The no-fault act contains two strictly enforced time limitations when handling claims for no-fault PIP benefits, the one-year notice rule, and the one-year back rule. These rules must be carefully followed to properly bring a no-fault claim, and failure to observe these procedures and time limitations for no-fault claims can result in a loss of benefits. The one-year notice rule requires that a plaintiff provide written notice of an accident to their insurance company within one year of the date of the accident. This written notice must include the name and address of the claimant/injured person as well as the time, place, and nature of the injury. Assuming written notice has been given to the insurance company within one year of the accident, a claimant must be prepared to take legal action within one year of the date the expense is incurred. This is because only expenses incurred up to one year before the lawsuit can be recovered in that lawsuit.

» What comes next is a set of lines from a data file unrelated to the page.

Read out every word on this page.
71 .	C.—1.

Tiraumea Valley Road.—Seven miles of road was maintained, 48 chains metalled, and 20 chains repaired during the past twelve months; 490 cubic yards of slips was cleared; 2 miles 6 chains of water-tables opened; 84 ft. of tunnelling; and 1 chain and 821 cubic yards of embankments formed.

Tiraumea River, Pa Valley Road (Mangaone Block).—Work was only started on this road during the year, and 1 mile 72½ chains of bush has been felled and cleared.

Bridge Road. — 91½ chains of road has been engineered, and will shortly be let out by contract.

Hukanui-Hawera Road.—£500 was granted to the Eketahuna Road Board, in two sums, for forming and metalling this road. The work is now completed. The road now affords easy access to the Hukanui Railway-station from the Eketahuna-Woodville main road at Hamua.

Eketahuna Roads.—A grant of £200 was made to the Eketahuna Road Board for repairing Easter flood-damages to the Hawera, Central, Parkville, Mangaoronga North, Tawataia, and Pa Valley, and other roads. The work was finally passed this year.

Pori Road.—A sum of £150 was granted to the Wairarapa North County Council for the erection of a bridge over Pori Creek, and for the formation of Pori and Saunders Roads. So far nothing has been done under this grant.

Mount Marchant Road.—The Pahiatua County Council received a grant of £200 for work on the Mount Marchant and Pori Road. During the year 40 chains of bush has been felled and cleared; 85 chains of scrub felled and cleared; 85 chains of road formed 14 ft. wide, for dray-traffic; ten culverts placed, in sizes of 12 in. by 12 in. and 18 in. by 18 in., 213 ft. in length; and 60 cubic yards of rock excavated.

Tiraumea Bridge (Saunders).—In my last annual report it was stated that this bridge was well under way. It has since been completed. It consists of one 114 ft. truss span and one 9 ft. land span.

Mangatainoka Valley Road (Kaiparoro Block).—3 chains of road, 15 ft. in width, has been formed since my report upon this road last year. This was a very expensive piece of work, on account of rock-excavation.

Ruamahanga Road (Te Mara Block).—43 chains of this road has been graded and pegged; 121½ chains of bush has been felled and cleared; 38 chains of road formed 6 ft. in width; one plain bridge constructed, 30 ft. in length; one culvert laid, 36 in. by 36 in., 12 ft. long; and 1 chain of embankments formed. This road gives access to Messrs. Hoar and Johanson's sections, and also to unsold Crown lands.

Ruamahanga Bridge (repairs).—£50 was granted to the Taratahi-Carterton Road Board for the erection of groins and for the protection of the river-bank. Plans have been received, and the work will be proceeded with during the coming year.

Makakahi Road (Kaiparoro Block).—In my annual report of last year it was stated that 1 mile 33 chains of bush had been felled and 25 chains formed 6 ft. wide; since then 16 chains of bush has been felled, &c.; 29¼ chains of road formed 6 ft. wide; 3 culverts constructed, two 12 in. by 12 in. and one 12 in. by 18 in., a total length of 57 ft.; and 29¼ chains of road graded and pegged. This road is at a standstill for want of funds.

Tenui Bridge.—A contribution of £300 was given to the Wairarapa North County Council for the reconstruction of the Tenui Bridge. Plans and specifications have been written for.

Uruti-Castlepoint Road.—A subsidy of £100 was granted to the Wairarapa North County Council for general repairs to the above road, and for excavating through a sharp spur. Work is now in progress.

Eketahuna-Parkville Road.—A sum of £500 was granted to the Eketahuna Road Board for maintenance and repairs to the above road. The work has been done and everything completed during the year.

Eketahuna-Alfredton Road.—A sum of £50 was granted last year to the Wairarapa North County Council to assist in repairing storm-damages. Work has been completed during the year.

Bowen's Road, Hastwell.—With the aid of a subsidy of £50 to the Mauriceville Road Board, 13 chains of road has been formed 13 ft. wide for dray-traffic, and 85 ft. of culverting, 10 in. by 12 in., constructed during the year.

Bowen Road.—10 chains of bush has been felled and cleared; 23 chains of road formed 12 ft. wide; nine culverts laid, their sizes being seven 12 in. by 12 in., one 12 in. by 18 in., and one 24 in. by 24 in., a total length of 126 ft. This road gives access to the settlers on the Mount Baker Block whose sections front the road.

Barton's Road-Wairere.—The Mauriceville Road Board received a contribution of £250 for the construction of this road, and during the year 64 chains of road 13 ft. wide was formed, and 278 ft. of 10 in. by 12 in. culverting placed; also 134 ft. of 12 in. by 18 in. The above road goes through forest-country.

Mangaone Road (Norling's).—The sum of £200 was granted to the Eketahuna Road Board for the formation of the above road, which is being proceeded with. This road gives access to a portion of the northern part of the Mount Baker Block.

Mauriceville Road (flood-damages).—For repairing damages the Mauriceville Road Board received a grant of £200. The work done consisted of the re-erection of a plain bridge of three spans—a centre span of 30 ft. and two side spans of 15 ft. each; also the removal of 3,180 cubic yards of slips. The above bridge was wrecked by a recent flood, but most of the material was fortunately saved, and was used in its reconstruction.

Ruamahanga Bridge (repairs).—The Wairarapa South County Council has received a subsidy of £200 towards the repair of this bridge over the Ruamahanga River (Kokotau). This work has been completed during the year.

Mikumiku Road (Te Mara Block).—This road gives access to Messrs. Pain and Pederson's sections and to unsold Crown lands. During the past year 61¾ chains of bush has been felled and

All other expenses will be forfeited. Some of these one-year time frames may be extended in cases involving children and unborn children. However, the one-year-back rule will never be extended. It is therefore important that people involved in a car accident while pregnant seek the advice of a qualified no-fault attorney when attempting to recover benefits for an unborn child.
Be diligent about seeking medical care and remember that no-fault benefits are payable for all reasonable and necessary expenses associated with the auto-related medical care for you and your unborn child.
The Michigan No-Fault Act requires insurance companies to pay “allowable expenses,” which are defined as “all reasonable charges incurred for reasonably necessary products, services, and accommodations for an injured person’s care, recovery, or rehabilitation.” It is important for pregnant car accident victims to know that these benefits are very broad. Therefore, it is extremely important to be diligent about seeking all the medical care you need for yourself and your unborn child. Those who are in a car accident while pregnant should be seen by emergency personnel following an accident, by an obstetrician following emergency care, and by any other recommended specialist to ensure the safety and health of both parent and child.